The interesting thing about comparing the goal line prowess of Stancil to Whalen to Vakapuna is that Whalen outweighs Stancil by more than 40 pounds and Vakapuna outweighs Whalen by 20 more.
If Whalen is the horse who carries most of the running game, I don't usually like the idea of pulling him on the goal line if he has just carried the team down the field on his back. The exception is if we are in a tight game, and if we need fresh legs and if we have a better tackle-buster among the back ups ready to get it done. On this theory, Whalen will get his chances to score in his longer sprint-runs. You go for the win and bring in a specialty tackle-buster, giving Whalen a rest.
Two years ago, we had six backs go down to injury during the season, and had Ferris, a safety, working out before the bowl game as tailback. I don't remember him playing in the bowl game, but the fact he was getting reps as a tailback shows how desperate the team was.
I'd like to see Whalen healthy for the whole season this year.
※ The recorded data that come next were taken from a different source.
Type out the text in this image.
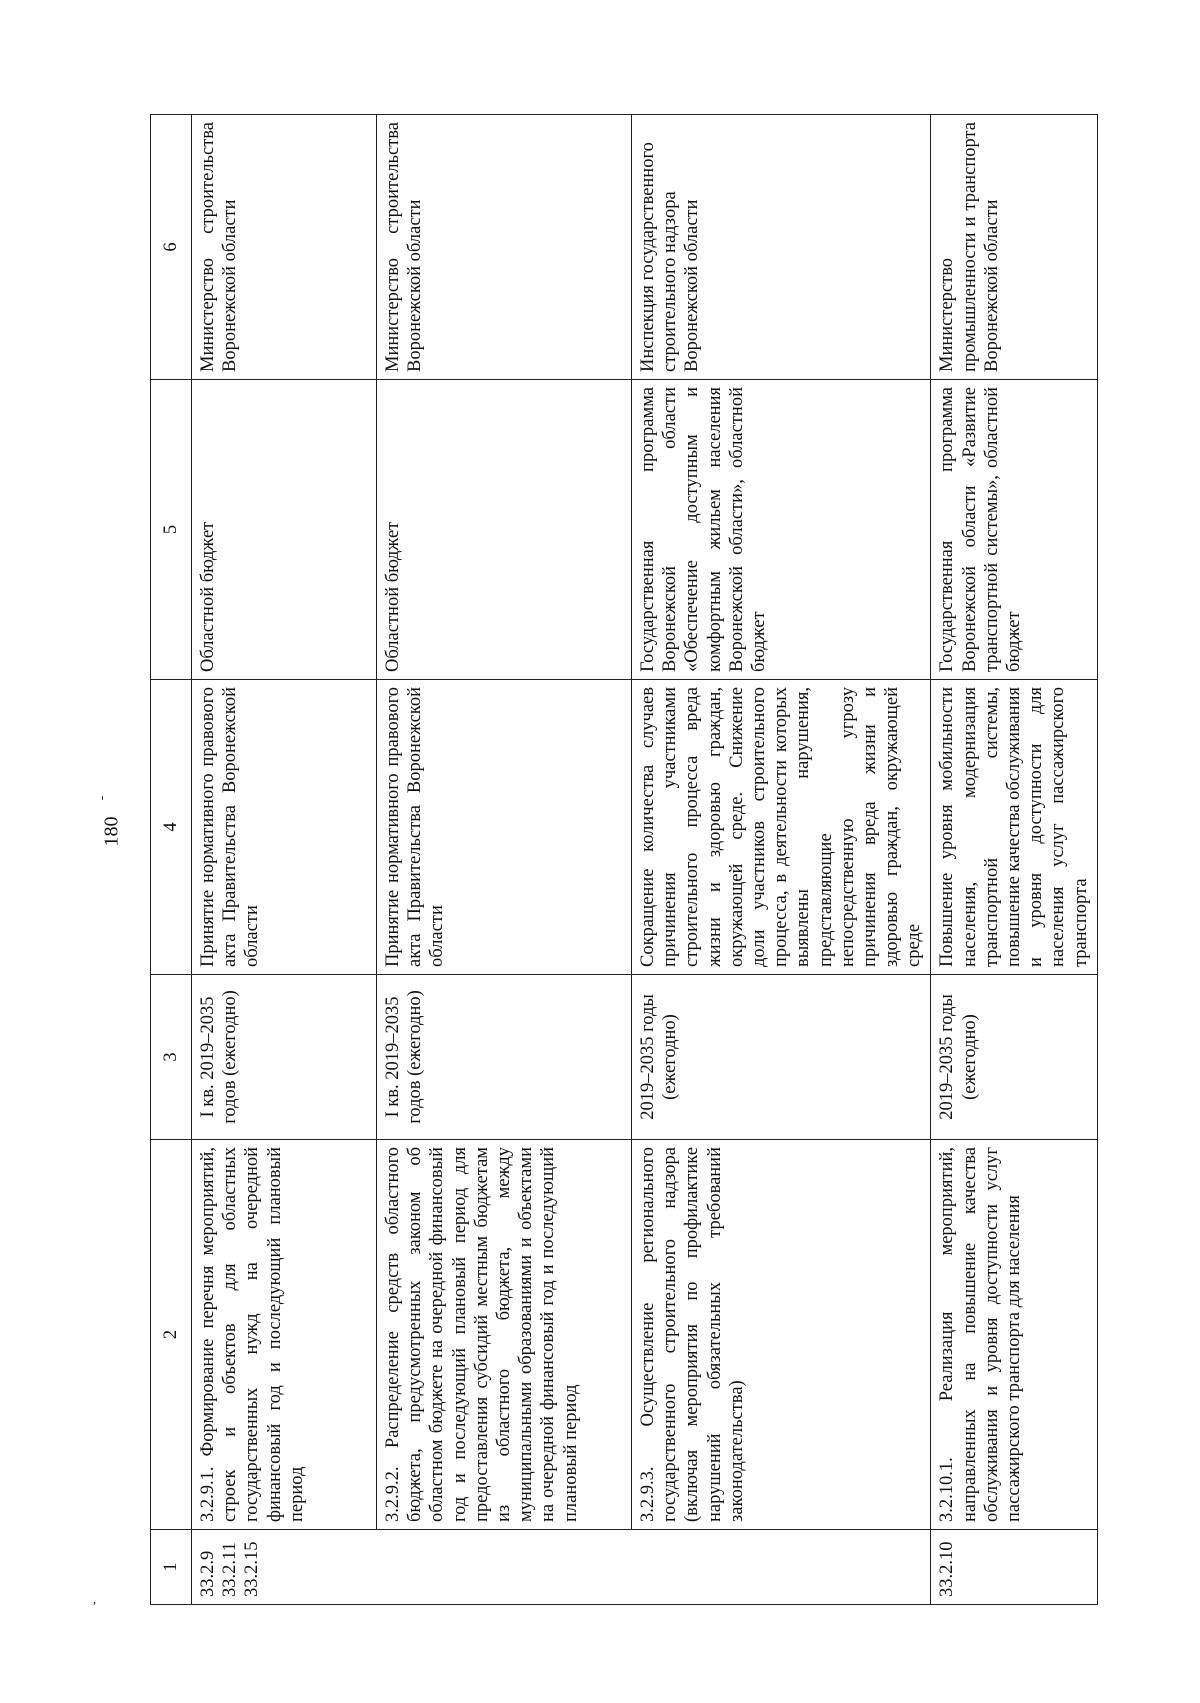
180
-
ʼ
1	2	3	4	5	6
33.2.9 33.2.11 33.2.15	3.2.9.1. Формирование перечня мероприятий, строек и объектов для областных государственных нужд на очередной финансовый год и последующий плановый период	I кв. 2019–2035 годов (ежегодно)	Принятие нормативного правового акта Правительства Воронежской области	Областной бюджет	Министерство строительства Воронежской области
	3.2.9.2. Распределение средств областного бюджета, предусмотренных законом об областном бюджете на очередной финансовый год и последующий плановый период для предоставления субсидий местным бюджетам из областного бюджета, между муниципальными образованиями и объектами на очередной финансовый год и последующий плановый период	I кв. 2019–2035 годов (ежегодно)	Принятие нормативного правового акта Правительства Воронежской области	Областной бюджет	Министерство строительства Воронежской области
	3.2.9.3. Осуществление регионального государственного строительного надзора (включая мероприятия по профилактике нарушений обязательных требований законодательства)	2019–2035 годы (ежегодно)	Сокращение количества случаев причинения участниками строительного процесса вреда жизни и здоровью граждан, окружающей среде. Снижение доли участников строительного процесса, в деятельности которых выявлены нарушения, представляющие непосредственную угрозу причинения вреда жизни и здоровью граждан, окружающей среде	Государственная программа Воронежской области «Обеспечение доступным и комфортным жильем населения Воронежской области», областной бюджет	Инспекция государственного строительного надзора Воронежской области
33.2.10	3.2.10.1. Реализация мероприятий, направленных на повышение качества обслуживания и уровня доступности услуг пассажирского транспорта для населения	2019–2035 годы (ежегодно)	Повышение уровня мобильности населения, модернизация транспортной системы, повышение качества обслуживания и уровня доступности для населения услуг пассажирского транспорта	Государственная программа Воронежской области «Развитие транспортной системы», областной бюджет	Министерство промышленности и транспорта Воронежской области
Although nothing is guaranteed, we might increase his chances for longevity by sharing the load. He probably would want the ball all the time and won't like it, but in the long run, it makes sense to give others some of the work. That would keep him rested and hopefully less prone to injury. More importantly, it prepares back ups if he goes down.
The problem with all this is that most athletes who hope for an NFL career want big yardage and big touchdown numbers. That means stay in the game and produce. For the team's benefit (and to increase Whalen's longevity), it may be better to reduce his carries, spread the load, and give opposing defenses more people to see on tape and prepare for.
One of the cool things about Vakapuna, on any part of the field, is that he can catch the ball. On third down, they might bring on bigger, slow-footed linebackers to deal with his power and find he is catching a pass and beating them to the corner. It's almost not fair to have a big, agile athlete who can catch also passes, who may be the toughest to tackle once he gets up a head of steam.
Down on the goal line, pretenders are exposed. Vakapuna is going to seriously figure in a lot of our options down there, and that will make Whalen, Wilson, Stancil and the tight ends more dangerous – because so much attention will be focused on stopping Vakapuna.
This has the look and feel of a different red zone offense to me. Anyone remember any BYU power football team, by the run, in the red zone? Didn't Luke Staley do most of his touchdown damage with long runs?
The equation becomes murkier and less pleasant for opposing defenses if X-factor quarterback John Beck gets red zone minutes because of his legitimate bootleg option abilities – in addition to the many power options.